Step 3: Identify the height, length and base of each right angle.

Step 4: use the Pythagoras theorem to find the right angle bases, heights or lengths of each sequential pattern.

Step 5: Find the missing length and add it up to get the perimeter

**Calculating the Perimeter of the Trapezoid Using Examples**

**Example 1**

Find the perimeter of the trapezoid

**Solution**

P = T + S + B + S

Where;

T = 5 cm

S = 7 cm

B = 6 cm

As such;

P = 5 cm + 5 cm + 6 cm + 7 cm

P = 23 cm

**Example 2**

Calculate the perimeter of the trapezoid below.

**Solution**

Considering the above example, it is clear that the base length is missing and using the first formula would not be possible now. However, the height from top to bottom was given as 8 cm. As such, the Right Angle-Pythagoras formula will be the best solution to use. With this realization, the first step of the above formula has been satisfied.
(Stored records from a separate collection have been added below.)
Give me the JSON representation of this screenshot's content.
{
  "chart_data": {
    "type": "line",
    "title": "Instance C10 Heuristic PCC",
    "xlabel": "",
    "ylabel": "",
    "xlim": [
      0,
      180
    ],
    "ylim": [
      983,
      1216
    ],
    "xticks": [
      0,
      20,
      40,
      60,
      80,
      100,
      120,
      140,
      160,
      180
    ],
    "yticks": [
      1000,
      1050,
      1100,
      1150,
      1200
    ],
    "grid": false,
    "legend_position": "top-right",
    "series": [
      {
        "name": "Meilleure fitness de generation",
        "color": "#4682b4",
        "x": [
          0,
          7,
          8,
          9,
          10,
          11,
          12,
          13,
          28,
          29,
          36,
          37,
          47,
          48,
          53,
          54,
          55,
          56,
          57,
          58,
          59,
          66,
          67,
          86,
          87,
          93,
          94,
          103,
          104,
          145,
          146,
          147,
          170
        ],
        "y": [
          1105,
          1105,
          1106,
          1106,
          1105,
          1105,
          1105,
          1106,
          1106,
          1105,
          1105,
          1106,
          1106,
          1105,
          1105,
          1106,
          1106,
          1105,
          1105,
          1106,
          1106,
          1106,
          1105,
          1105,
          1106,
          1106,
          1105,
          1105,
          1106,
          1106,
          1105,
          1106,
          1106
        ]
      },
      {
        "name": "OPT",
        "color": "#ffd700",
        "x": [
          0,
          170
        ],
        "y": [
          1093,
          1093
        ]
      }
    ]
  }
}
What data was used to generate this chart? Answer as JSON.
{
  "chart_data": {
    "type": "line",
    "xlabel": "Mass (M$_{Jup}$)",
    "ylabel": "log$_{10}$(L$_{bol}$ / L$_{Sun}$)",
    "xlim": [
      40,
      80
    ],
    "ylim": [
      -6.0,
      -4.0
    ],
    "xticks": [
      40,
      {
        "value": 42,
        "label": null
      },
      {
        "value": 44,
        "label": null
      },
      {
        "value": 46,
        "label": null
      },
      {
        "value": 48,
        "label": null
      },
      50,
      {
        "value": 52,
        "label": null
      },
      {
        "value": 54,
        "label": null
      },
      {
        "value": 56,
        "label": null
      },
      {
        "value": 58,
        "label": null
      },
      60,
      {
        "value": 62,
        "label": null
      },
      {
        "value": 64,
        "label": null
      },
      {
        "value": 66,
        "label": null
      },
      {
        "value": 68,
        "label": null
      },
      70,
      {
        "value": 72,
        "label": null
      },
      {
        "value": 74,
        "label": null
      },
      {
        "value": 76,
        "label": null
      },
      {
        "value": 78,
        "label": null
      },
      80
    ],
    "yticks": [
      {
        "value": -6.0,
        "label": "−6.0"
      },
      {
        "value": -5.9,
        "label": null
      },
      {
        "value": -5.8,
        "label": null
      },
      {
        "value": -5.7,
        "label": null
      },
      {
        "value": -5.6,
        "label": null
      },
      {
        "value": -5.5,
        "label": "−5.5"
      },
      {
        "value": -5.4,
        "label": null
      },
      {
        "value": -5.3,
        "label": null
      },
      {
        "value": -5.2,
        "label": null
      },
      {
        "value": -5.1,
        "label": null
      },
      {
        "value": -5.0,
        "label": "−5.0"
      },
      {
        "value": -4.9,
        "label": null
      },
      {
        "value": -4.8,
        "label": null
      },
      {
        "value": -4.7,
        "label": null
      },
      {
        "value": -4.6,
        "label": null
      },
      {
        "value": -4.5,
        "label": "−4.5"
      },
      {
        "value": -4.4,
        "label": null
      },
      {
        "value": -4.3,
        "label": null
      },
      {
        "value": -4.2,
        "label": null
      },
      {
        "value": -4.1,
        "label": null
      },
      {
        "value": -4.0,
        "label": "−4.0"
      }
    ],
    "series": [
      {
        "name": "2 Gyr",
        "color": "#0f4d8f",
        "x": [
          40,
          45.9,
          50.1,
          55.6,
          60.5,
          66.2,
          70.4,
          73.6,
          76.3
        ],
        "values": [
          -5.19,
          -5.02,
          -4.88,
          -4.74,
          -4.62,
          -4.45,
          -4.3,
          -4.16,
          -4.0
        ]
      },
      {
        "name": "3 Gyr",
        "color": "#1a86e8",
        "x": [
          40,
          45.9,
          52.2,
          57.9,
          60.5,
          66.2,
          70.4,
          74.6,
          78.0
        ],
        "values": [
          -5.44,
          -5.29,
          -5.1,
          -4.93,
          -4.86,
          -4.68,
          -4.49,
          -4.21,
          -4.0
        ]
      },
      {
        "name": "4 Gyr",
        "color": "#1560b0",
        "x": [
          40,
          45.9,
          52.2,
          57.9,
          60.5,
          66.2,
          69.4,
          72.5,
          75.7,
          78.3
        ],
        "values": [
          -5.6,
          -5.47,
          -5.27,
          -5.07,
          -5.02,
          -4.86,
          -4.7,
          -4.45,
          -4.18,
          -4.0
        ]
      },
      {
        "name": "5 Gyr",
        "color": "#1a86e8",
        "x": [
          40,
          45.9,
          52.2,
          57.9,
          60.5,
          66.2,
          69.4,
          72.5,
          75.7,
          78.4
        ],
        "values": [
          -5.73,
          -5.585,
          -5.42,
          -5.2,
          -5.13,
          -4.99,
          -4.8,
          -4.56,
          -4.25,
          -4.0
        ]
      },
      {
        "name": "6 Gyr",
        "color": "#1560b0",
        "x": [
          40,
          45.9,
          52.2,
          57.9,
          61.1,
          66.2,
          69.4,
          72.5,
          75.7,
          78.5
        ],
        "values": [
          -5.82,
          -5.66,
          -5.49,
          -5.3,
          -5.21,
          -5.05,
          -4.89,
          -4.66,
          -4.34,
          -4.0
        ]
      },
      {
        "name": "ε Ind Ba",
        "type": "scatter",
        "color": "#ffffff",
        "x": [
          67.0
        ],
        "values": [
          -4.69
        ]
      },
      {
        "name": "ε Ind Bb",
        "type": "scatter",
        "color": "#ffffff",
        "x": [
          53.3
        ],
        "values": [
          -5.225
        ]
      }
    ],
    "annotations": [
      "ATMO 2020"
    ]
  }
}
**Step 2a: Divide the Trapezoid into a Rectangle and two right angles with the rectangle in the middle of the two.**

Separating the angles from the rectangle, the formed shape will be

**Step 3: Identify the height, length and base of each right angle.**

Now we have successfully dissected the Trapezoid such that it becomes two right angles and one rectangle. There are some important points to note in this dissection

**Point 1:** The top base of the initial Trapezoid was 10 cm and is still so even after the dissection. This is because the top was not in any way affected.

**Point 2:** the length of the right angles was 8 cm. This is understandable because the initial trapezoid height of 8 cm is what the length of the right angles also share.

**Point 3: **The right angles hypotenuse is 12 cm each. This is because the hypotenuses are actually the sides of the initial Trapezoid.

**Point 4:** It is important to recall that it is the bottom base of the Initial Trapezoid that we are to find. Now that bottom base has been shared into three bases (two right angles and one rectangle. Apparently, one of the bases has been found, which is one of the rectangles.

The rectangle was created on the common logic that the top of a rectangle measurement is equal to its bottom.

**Point 5: **The next step will be to find the right angles bases and add them to the rectangle base. The addition will be the base of the Trapezoid.

**Step 4:** **Use the Pythagoras theorem to find the right angle bases, heights or lengths of each sequential pattern**

Since the two right angles have the same hypotenuses and length, we will only need to find one of the bases to get the two.

Using the Pythagoras theorem, it will be

L^{2} + B^{2 }= H^{2}

8^{2} + B^{2 }= 12^{2 }

B^{2 }= 12^{2} – 8^{2}

B^{2 }= 144 – 64

B^{2 }= 80

B = 8.944

Since one of the right angles bases is 8.944

Then the two right-angle bases will be 2 x 8.944 = 17.88

**Step 5: Find the missing length and add up to get the perimeter**

Since the base of the initial Trapezoid = the base of the rectangle and the two triangles, then

B in the trapezoid formula = 10 cm + 17.88 cm

B = 27.88 cm.

Since we have found the base of the Trapezoid, we can now find the perimeter

The perimeter of the Trapezoid will be;

P = T + S + B + S

P = 10 cm + 12 cm + 27.88 cm + 12 cm

P = 61.88 cm

**Conclusion**

Calculating the Trapezoid Perimeter is straight to the point, as has been seen in this article. While it has a shape similar to the right angle, they are not thesame, and this can be seen in the computation done in this piece. Two examples were considered to show how the perimeter of the shape given certain circumstances. Students can use the two steps to consistently and accurately solve other similar problems.